Nos séculos X e XI, o território da Ucrânia tornou-se o centro dum poderoso e prestigioso Estado na Europa, a Rússia de Kiev, que estabeleceu, nos séculos subsequentes, a base das identidades nacionais da Ucrânia e demais nações eslavas orientais (Rússia, Ucrânia e Bielorrússia). A capital do principado era Kiev, conquistada aos Cazares por Ascoldo e Dir cerca de 860. Segundo a Crónica Nestoriana, a elite era, de início, formada por varegues provenientes da Escandinávia e mais tarde assimilados à população local de modo a formar a dinastia ruríquida.
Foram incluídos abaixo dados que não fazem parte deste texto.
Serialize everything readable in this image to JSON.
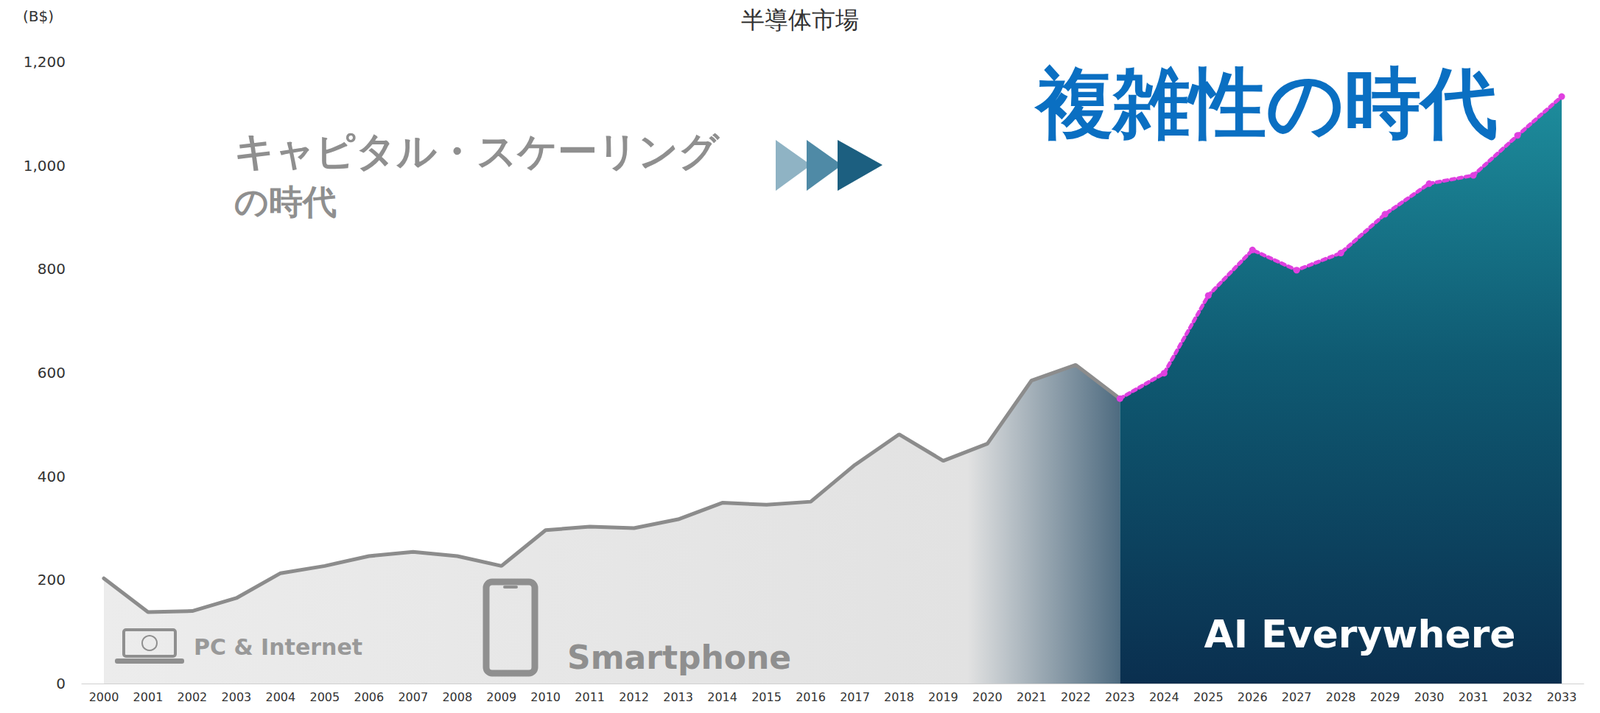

A Rússia de Kiev era constituída por diversos domínios governados por príncipes ruríquidas aparentados. Kiev, o mais influente de todos, era cobiçado pelos diversos membros da dinastia, o que originava enfrentamentos sangrentos. A Era Dourada coincide com os reinados de Vladimir I, o Grande (r. 980-1015), que aproximou o Estado do cristianismo bizantino, e do filho Jaroslau I, o Sábio (r. 1019-1054), que viu o principado atingir o zénite militar e cultural. Porém, apesar dos esforços de Vladimir II Monómaco (r. 1113-1125) e do filho Mistilau I (r. 1125-1132), no século XII deu-se a fragmentação. O território desintegrou-se, com o surgimento de principados com sede em Kiev, Czernicóvia, Galícia e Vladimir-Susdália. E a invasão tártaro-mongol do século XII conferiu ao principado o golpe de misericórdia, do qual nunca se levantaria.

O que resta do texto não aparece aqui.